Manually working through the 'a-builtin-bitops-1.c.265t.optimized' code:
int my_popcount (unsigned int x)
{
int stmp__12.12;
vector(64) int vect__12.11;
vector(64) unsigned int vect__1.8;
vector(64) unsigned int _13;
vector(64) unsigned int vect_cst__18;
vector(64) int [all others];
<bb 2> [local count: 32534376]:
vect_cst__18 = { [all 'x_8(D)'] };
vect__1.8_19 = vect_cst__18 >> { 0, 1, 2, [...], 61, 62, 63 };
_13 = .COND_AND ({ [32 x '-1'], [32 x '0'] }, vect__1.8_19, { [all
'1'] }, { [all '0'] });
vect__12.11_24 = VIEW_CONVERT_EXPR<vector(64) int>(_13);
_26 = VEC_PERM_EXPR <vect__12.11_24, { [all '0'] }, { 32, 33, 34,
[...], 93, 94, 95 }>;
_27 = vect__12.11_24 + _26;
_28 = VEC_PERM_EXPR <_27, { [all '0'] }, { 16, 17, 18, [...], 77,
78, 79 }>;
_29 = _27 + _28;
_30 = VEC_PERM_EXPR <_29, { [all '0'] }, { 8, 9, 10, [...], 69, 70,
71 }>;
_31 = _29 + _30;
_32 = VEC_PERM_EXPR <_31, { [all '0'] }, { 4, 5, 6, [...], 65, 66,
67 }>;
_33 = _31 + _32;
_34 = VEC_PERM_EXPR <_33, { [all '0'] }, { 2, 3, 4, [...], 63, 64,
65 }>;
_35 = _33 + _34;
_36 = VEC_PERM_EXPR <_35, { [all '0'] }, { 1, 2, 3, [...], 62, 63,
64 }>;
_37 = _35 + _36;
stmp__12.12_38 = BIT_FIELD_REF <_37, 32, 0>;
return stmp__12.12_38;
..., for example, for 'x = 7', we get:
vect_cst__18 = { [all '7'] };
vect__1.8_19 = { 7, 3, 1, 0, 0, 0, [...] };
_13 = { 1, 1, 1, 0, 0, 0, [...] };
vect__12.11_24 = { 1, 1, 1, 0, 0, 0, [...] };
_26 = { [all '0'] };
_27 = { 1, 1, 1, 0, 0, 0, [...] };
_28 = { [all '0'] };
_29 = { 1, 1, 1, 0, 0, 0, [...] };
_30 = { [all '0'] };
_31 = { 1, 1, 1, 0, 0, 0, [...] };
_32 = { [all '0'] };
_33 = { 1, 1, 1, 0, 0, 0, [...] };
_34 = { 1, 0, 0, 0, [...] };
_35 = { 2, 1, 1, 0, 0, 0, [...] };
_36 = { 1, 1, 0, 0, 0, [...] };
_37 = { 3, 2, 1, 0, 0, 0, [...] };
stmp__12.12_38 = 3;
return 3;
..., so the algorithm would appear to synthesize correct code for that
case.

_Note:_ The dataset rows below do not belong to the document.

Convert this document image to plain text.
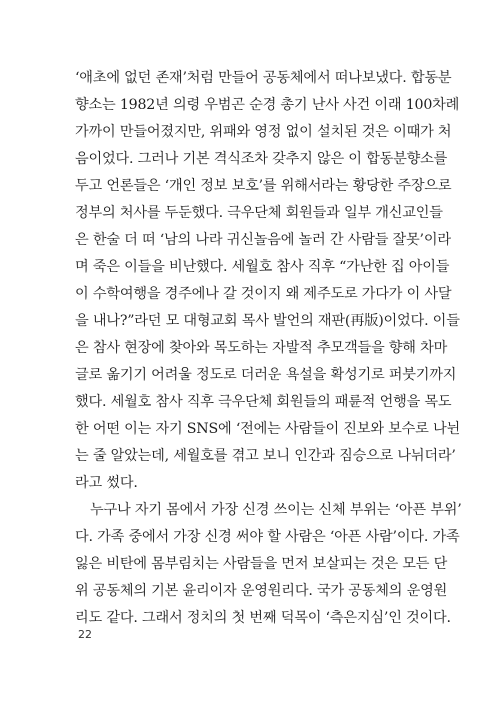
‘애초에 없던 존재’처럼 만들어 공동체에서 떠나보냈다. 합동분
향소는 1982년 의령 우범곤 순경 총기 난사 사건 이래 100차례
가까이 만들어졌지만, 위패와 영정 없이 설치된 것은 이때가 처
음이었다. 그러나 기본 격식조차 갖추지 않은 이 합동분향소를
두고 언론들은 ‘개인 정보 보호’를 위해서라는 황당한 주장으로
정부의 처사를 두둔했다. 극우단체 회원들과 일부 개신교인들
은 한술 더 떠 ‘남의 나라 귀신놀음에 놀러 간 사람들 잘못’이라
며 죽은 이들을 비난했다. 세월호 참사 직후 “가난한 집 아이들
이 수학여행을 경주에나 갈 것이지 왜 제주도로 가다가 이 사달
을 내나?”라던 모 대형교회 목사 발언의 재판(再版)이었다. 이들
은 참사 현장에 찾아와 목도하는 자발적 추모객들을 향해 차마
글로 옮기기 어려울 정도로 더러운 욕설을 확성기로 퍼붓기까지
했다. 세월호 참사 직후 극우단체 회원들의 패륜적 언행을 목도
한 어떤 이는 자기 SNS에 ‘전에는 사람들이 진보와 보수로 나뉜
는 줄 알았는데, 세월호를 겪고 보니 인간과 짐승으로 나뉘더라’
라고 썼다.
누구나 자기 몸에서 가장 신경 쓰이는 신체 부위는 ‘아픈 부위’
다. 가족 중에서 가장 신경 써야 할 사람은 ‘아픈 사람’이다. 가족
잃은 비탄에 몸부림치는 사람들을 먼저 보살피는 것은 모든 단
위 공동체의 기본 윤리이자 운영원리다. 국가 공동체의 운영원
리도 같다. 그래서 정치의 첫 번째 덕목이 ‘측은지심’인 것이다.
22
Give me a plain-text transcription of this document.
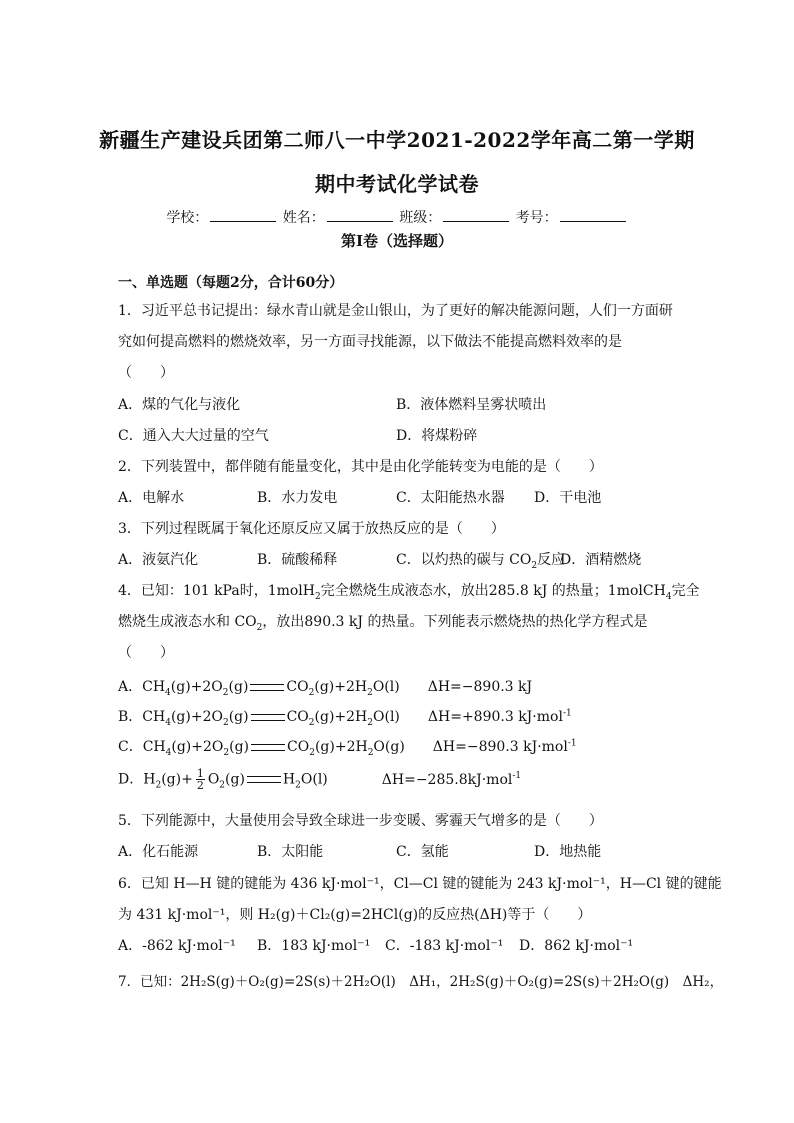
新疆生产建设兵团第二师八一中学2021-2022学年高二第一学期
期中考试化学试卷
学校：	姓名：	班级：	考号：
第I卷（选择题）
一、单选题（每题2分，合计60分）
1．习近平总书记提出：绿水青山就是金山银山，为了更好的解决能源问题，人们一方面研
究如何提高燃料的燃烧效率，另一方面寻找能源，以下做法不能提高燃料效率的是
（　　）
A．煤的气化与液化	B．液体燃料呈雾状喷出
C．通入大大过量的空气	D．将煤粉碎
2．下列装置中，都伴随有能量变化，其中是由化学能转变为电能的是（　　）
A．电解水	B．水力发电	C．太阳能热水器 D．干电池
3．下列过程既属于氧化还原反应又属于放热反应的是（　　）
A．液氨汽化	B．硫酸稀释	C．以灼热的碳与 $CO_2$反应
D．酒精燃烧
4．已知：101 kPa时，1molH$_2$完全燃烧生成液态水，放出285.8 kJ 的热量；1molCH$_4$完全
燃烧生成液态水和 $CO_2$，放出890.3 kJ 的热量。下列能表示燃烧热的热化学方程式是
（　　）
A．$CH_4(g)+2O_2(g)$	$CO_2(g)+2H_2O(l)$ ΔH=−890.3 kJ
B．$CH_4(g)+2O_2(g)$	$CO_2(g)+2H_2O(l)$ ΔH=+890.3 kJ·mol$^{-1}$
C．$CH_4(g)+2O_2(g)$	$CO_2(g)+2H_2O(g)$ ΔH=−890.3 kJ·mol$^{-1}$
D．$H_2(g)+ \frac{1}{2} O_2(g)$	$H_2O(l)$	ΔH=−285.8kJ·mol$^{-1}$
5．下列能源中，大量使用会导致全球进一步变暖、雾霾天气增多的是（　　）
A．化石能源	B．太阳能	C．氢能	D．地热能
6．已知 H—H 键的键能为 436 kJ·mol⁻¹，Cl—Cl 键的键能为 243 kJ·mol⁻¹，H—Cl 键的键能
为 431 kJ·mol⁻¹，则 H₂(g)＋Cl₂(g)=2HCl(g)的反应热(ΔH)等于（　　）
A．-862 kJ·mol⁻¹ B．183 kJ·mol⁻¹ C．-183 kJ·mol⁻¹ D．862 kJ·mol⁻¹
7．已知：2H₂S(g)＋O₂(g)=2S(s)＋2H₂O(l)　ΔH₁，2H₂S(g)＋O₂(g)=2S(s)＋2H₂O(g)　ΔH₂，
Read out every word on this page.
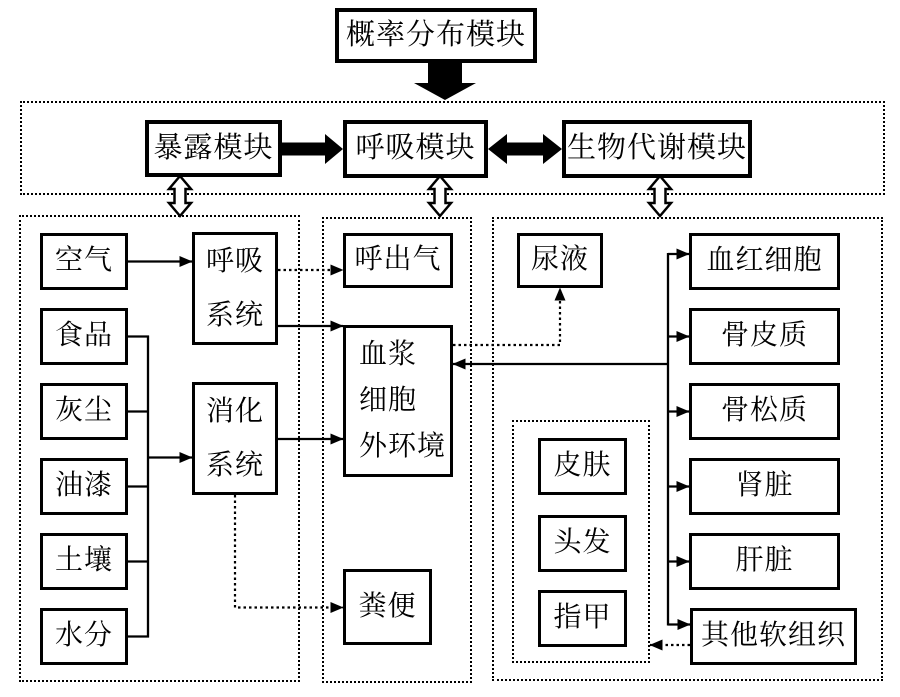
概率分布模块
暴露模块	呼吸模块	生物代谢模块
空气
食品
灰尘
油漆
土壤
水分
呼吸
系统
消化
系统
呼出气
血浆
细胞
外环境
粪便
尿液	血红细胞
骨皮质
骨松质
肾脏
肝脏
其他软组织
皮肤
头发
指甲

Adding '7' to 'builtin-bitops-1.c', we however again get:
i=13, ints[i]=0x7 a=3, b=6
With the following hack applied to 'gcc/tree-vect-loop.cc':
@@ -6687,8 +6687,9 @@ vect_create_epilog_for_reduction (loop_vec_info
loop_vinfo,
reduce_with_shift = have_whole_vector_shift (mode1);
if (!VECTOR_MODE_P (mode1)
|| !directly_supported_p (code, vectype1))
reduce_with_shift = false;
+ reduce_with_shift = false;
..., I'm able to work around those regressions: by means of forcing
"Reduce using scalar code" instead of "Reduce using vector shifts".